Wednesday, December 16, 2009

Top 10 of the 2000s: TV Shows

JT finally got a list out before mine. Clearly he has been handicapped by his time in der Dorf.  Also, I really like TV.  It’s one of the my vices I wish I could do something about.  Most of my other vices I’m pretty comfortable with.  With one notable exception, all the shows on the list had at least three seasons.  While great, shows like Chappelle's Show and Flight of the Conchords just don’t have enough episodes to stack up.  And before I get any complaints, not that anyone is reading these lists, I have never seen Mad Men and have seen only the pilot of Breaking Bad.

 

10.  Good Eats – This is probably a surprising entry, but I felt it had to be on my list since there was probably no show I watched more of in the oughts.  Good Eats is a cooking show that masterfully balances information and entertainment.  And it taught me much of what I know about cooking.

9. Survivor – I felt obliged to have at least one reality show on my list since the 2000s was the decade of the reality show.  I hadn’t watched it much the last few years.  So it may seem odd to have it on my list.  But I came back this season; which may be its best.  Go Russell!!

8. The Family Guy – For much of this decade, this was the laugh-out-loud funniest show on TV.  In recent years, as Seth MacFarlane’s empire has expanded, the quality of The Family Guy has gone down.  Still, there is usually at least one fall-off-the-couch moment every episode.

7. Battlestar Galactica - The best show you probably have never watched because of the cheesy name.  A beautifully grimy metaphor for post 9/11 America, BSG never shirked from tackling such controversial subjects like torture, suicide bombers and smoking hot robots.

6. Arrested Development – We' have reached the point in this list where I must lament the early cancelation of a great series.  But to be fair, Arrested Development did have three seasons.
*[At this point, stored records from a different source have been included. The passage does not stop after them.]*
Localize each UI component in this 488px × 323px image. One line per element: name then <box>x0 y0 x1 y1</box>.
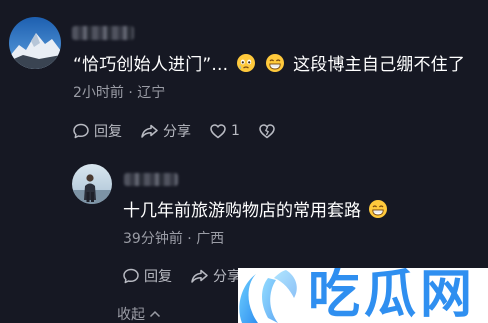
reply-location: 广西 <box>196 231 225 247</box>
comment-time: 2小时前 <box>73 85 124 101</box>
grinning-emoji <box>265 53 285 80</box>
reply-label: 回复 <box>144 269 172 285</box>
comment-text-quote: “恰巧创始人进门”... <box>73 55 229 75</box>
reply-label: 回复 <box>94 124 122 140</box>
share-label: 分享 <box>213 269 241 285</box>
watermark: 吃瓜网 <box>238 268 488 323</box>
comment-actions: 回复 分享 1 <box>72 121 294 141</box>
like-icon <box>209 122 227 140</box>
reply-avatar[interactable] <box>72 164 112 204</box>
collapse-label: 收起 <box>117 307 145 323</box>
reply-reply-button[interactable]: 回复 <box>122 266 172 286</box>
avatar[interactable] <box>9 17 61 69</box>
reply-username-redacted[interactable] <box>124 173 178 186</box>
reply-time: 39分钟前 <box>123 231 183 247</box>
comment-meta: 2小时前 · 辽宁 <box>73 83 165 103</box>
reply-text-body: 十几年前旅游购物店的常用套路 <box>123 201 361 221</box>
dislike-button[interactable] <box>258 122 276 140</box>
reply-button[interactable]: 回复 <box>72 121 122 141</box>
reply-meta: 39分钟前 · 广西 <box>123 229 224 249</box>
like-count: 1 <box>231 123 240 139</box>
share-icon <box>190 267 209 285</box>
comment-thread: “恰巧创始人进门”... 这段博主自己绷不住了 2小时前 · 辽宁 回复 分享 … <box>0 0 488 323</box>
watermark-logo-icon <box>239 270 297 323</box>
reply-icon <box>72 122 90 140</box>
reply-icon <box>122 267 140 285</box>
comment-location: 辽宁 <box>137 85 166 101</box>
share-button[interactable]: 分享 <box>140 121 191 141</box>
dislike-icon <box>258 122 276 140</box>
share-icon <box>140 122 159 140</box>
reply-text: 十几年前旅游购物店的常用套路 <box>123 199 390 226</box>
chevron-up-icon <box>149 307 161 323</box>
meta-separator: · <box>187 231 197 247</box>
reply-share-button[interactable]: 分享 <box>190 266 241 286</box>
comment-text-tail: 这段博主自己绷不住了 <box>293 55 466 75</box>
meta-separator: · <box>128 85 138 101</box>
like-button[interactable]: 1 <box>209 122 240 140</box>
share-label: 分享 <box>163 124 191 140</box>
collapse-replies-button[interactable]: 收起 <box>117 306 161 323</box>
comment-text: “恰巧创始人进门”... 这段博主自己绷不住了 <box>73 53 465 80</box>
watermark-text: 吃瓜网 <box>308 268 477 323</box>
grinning-emoji <box>368 199 388 226</box>
crying-emoji <box>236 53 256 80</box>
username-redacted[interactable] <box>72 26 134 40</box>
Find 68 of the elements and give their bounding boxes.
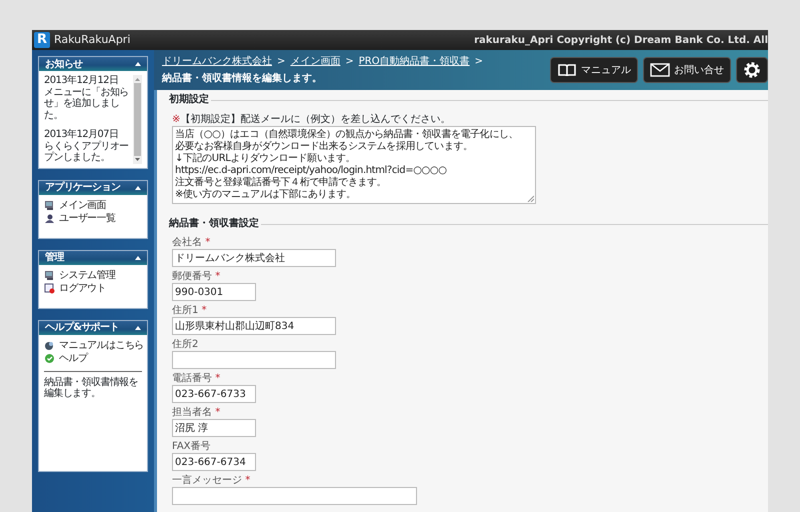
scrollbar[interactable] xyxy=(133,75,142,164)
settings-button[interactable] xyxy=(736,57,768,83)
input-field[interactable]: 023-667-6733 xyxy=(172,385,256,403)
collapse-icon[interactable] xyxy=(135,62,141,66)
menu-item[interactable]: ログアウト xyxy=(44,282,142,296)
manual-button[interactable]: マニュアル xyxy=(550,57,638,83)
page-title: 納品書・領収書情報を編集します。 xyxy=(162,72,323,86)
user-icon xyxy=(44,213,55,224)
field-label: FAX番号 xyxy=(172,441,212,453)
notice-date: 2013年12月12日 xyxy=(44,75,120,86)
text-line: ↓下記のURLよりダウンロード願います。 xyxy=(175,153,356,164)
breadcrumb-link[interactable]: PRO自動納品書・領収書 xyxy=(358,56,470,67)
text-line: 注文番号と登録電話番号下４桁で申請できます。 xyxy=(175,177,386,188)
template-textarea[interactable]: 当店（○○）はエコ（自然環境保全）の観点から納品書・領収書を電子化にし、 必要なお客様自身がダウンロード出来るシステムを採用しています。 ↓下記のURLよりダウンロード願います。 https://ec.d-apri.com/receipt/yahoo/login.html?cid=○○○○ 注文番号と登録電話番号下４桁で申請できます。 ※使い方のマニュアルは下部にあります。 xyxy=(172,126,536,204)
menu-item[interactable]: メイン画面 xyxy=(44,198,142,212)
section-title: 納品書・領収書設定 xyxy=(169,218,259,230)
panel-title: アプリケーション xyxy=(45,180,120,195)
menu-item[interactable]: マニュアルはこちら xyxy=(44,338,142,352)
logout-icon xyxy=(44,283,55,294)
settings-icon xyxy=(743,61,761,79)
breadcrumb-separator: > xyxy=(277,56,286,67)
app-logo: R xyxy=(34,32,50,48)
section-title: 初期設定 xyxy=(169,94,209,106)
field-label: 郵便番号 * xyxy=(172,271,222,283)
input-field[interactable] xyxy=(172,351,336,369)
monitor-icon xyxy=(44,270,55,281)
contact-button[interactable]: お問い合せ xyxy=(643,57,731,83)
app-name: RakuRakuApri xyxy=(54,32,130,48)
field-label: 会社名 * xyxy=(172,237,212,249)
panel-title: お知らせ xyxy=(45,58,83,72)
breadcrumb-separator: > xyxy=(474,56,484,67)
text-line: https://ec.d-apri.com/receipt/yahoo/login.html?cid=○○○○ xyxy=(175,165,447,176)
panel-title: 管理 xyxy=(45,250,64,265)
input-field[interactable]: 山形県東村山郡山辺町834 xyxy=(172,317,336,335)
breadcrumb-link[interactable]: メイン画面 xyxy=(290,56,340,67)
notice-text: メニューに「お知らせ」を追加しました。 xyxy=(44,86,130,121)
collapse-icon[interactable] xyxy=(135,326,141,330)
panel-title: ヘルプ&サポート xyxy=(45,320,119,335)
help-icon xyxy=(44,353,55,364)
menu-item[interactable]: ユーザー一覧 xyxy=(44,212,142,226)
notice-date: 2013年12月07日 xyxy=(44,129,120,140)
text-line: ※使い方のマニュアルは下部にあります。 xyxy=(175,189,356,200)
menu-item[interactable]: ヘルプ xyxy=(44,352,142,366)
scroll-down-icon[interactable] xyxy=(133,156,142,164)
resize-grip-icon[interactable] xyxy=(527,195,534,202)
panel-description: 納品書・領収書情報を編集します。 xyxy=(44,376,140,400)
breadcrumb-separator: > xyxy=(345,56,354,67)
field-label: 住所1 * xyxy=(172,305,208,317)
monitor-icon xyxy=(44,200,55,211)
input-field[interactable]: 990-0301 xyxy=(172,283,256,301)
input-field[interactable] xyxy=(172,487,417,505)
field-label: 電話番号 * xyxy=(172,373,222,385)
input-field[interactable]: 沼尻 淳 xyxy=(172,419,256,437)
input-field[interactable]: ドリームバンク株式会社 xyxy=(172,249,336,267)
note-text: ※【初期設定】配送メールに（例文）を差し込んでください。 xyxy=(172,114,452,126)
breadcrumb-link[interactable]: ドリームバンク株式会社 xyxy=(162,56,272,67)
input-field[interactable]: 023-667-6734 xyxy=(172,453,256,471)
field-label: 住所2 xyxy=(172,339,200,351)
text-line: 当店（○○）はエコ（自然環境保全）の観点から納品書・領収書を電子化にし、 xyxy=(175,129,518,140)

What other series would dare to have dialog like this:

Michael: [To GOB, about his new boat] Get rid of “The Seaward.”
Lucille: I’ll leave when I’m good and ready.

5. Firefly – How Fox can keep a crapfest like Til Death on the air season after season but have no patience for an amazing show like Firefly is one of the greatest mysteries of the oughts if not the entire universe.  Firefly was essentially a western set in outer space.  And that description may have been what doomed it.  But it really was more than that.  Hulu should be cycling back to the pilot soon.  So make a new year’s resolution and watch them.

4. The Sopranos – This is the show that started the TV renaissance of the 2000s.  Without the Sopranos there is no Shield, Wire, Lost or Mad Men (which I’ve never watched but people say is good).  I have recently started re-watching season one on Blu-Ray and it still is awesome.  It would have been higher but I felt the last seasons were a bit self indulgent and rambling.  I got the ending and it made sense. But that doesn’t make it satisfying.

3. Lost – Has there ever been a show that has changed so much but still remained great?  Has there ever been a show that has been able to continually introduce new characters year after year that are often more interesting than the character we started out with?  It’s not a perfect show.  The time traveling of early season five did give me a headache.  (oops, is that a spoiler??)  Thank Christ they finally stopped.  And it did seem a bit made-up-as-we-go early on.  But there is no other show I regularly have watching parties for and then spend even more time listening to podcasts about.  I may have a problem.

2. The Shield – So here’s the pitch for the show.  Our main character (Detective Vic Mackey) will do something unspeakably horrible in the first episode and then do more horrible things throughout the series, all the while the home viewer will cheer every time he narrowly escapes what he rationally deserves.  Pretty much every episode induces an ice cream headache and thus seems to last about five minutes.  Of the series on this list that had finales, this one had the most satisfying.

1.  The Wire – This may actually be the best TV show ever.  The more I read about the failings of Dallas city hall and the school district, the more relevant this show becomes.  If you want to know why American cities are failing, watch this show.  It starts out as a relatively by-the-book cop show (Its creators were the creators of the best show of the 90’s, Homicide: Life on the Streets).  Then each season expands it’s stage by adding another failing sector of the city – the docks, city hall, the schools and finally newspapers.

2 comments:

jtingermany said...

8. My problem with Family Guy is that it almost always is a series of disconnected gags and rarely can sustain a plot as well as The Simpsons or South Park.

I have Firefly (thanks, Wemyssi!), but haven't finished yet.

I managed to not see any of the rest of your top 10.

beanympo - Someone for whom legumes and poor spelling are aphrodisiacs.

swcook said...

If I wanted plot, I would go to a cemetery.

Well, if you haven't seen the other 8 shows, please go to amazon from my page and buy them and help put kibble in zoe's belly.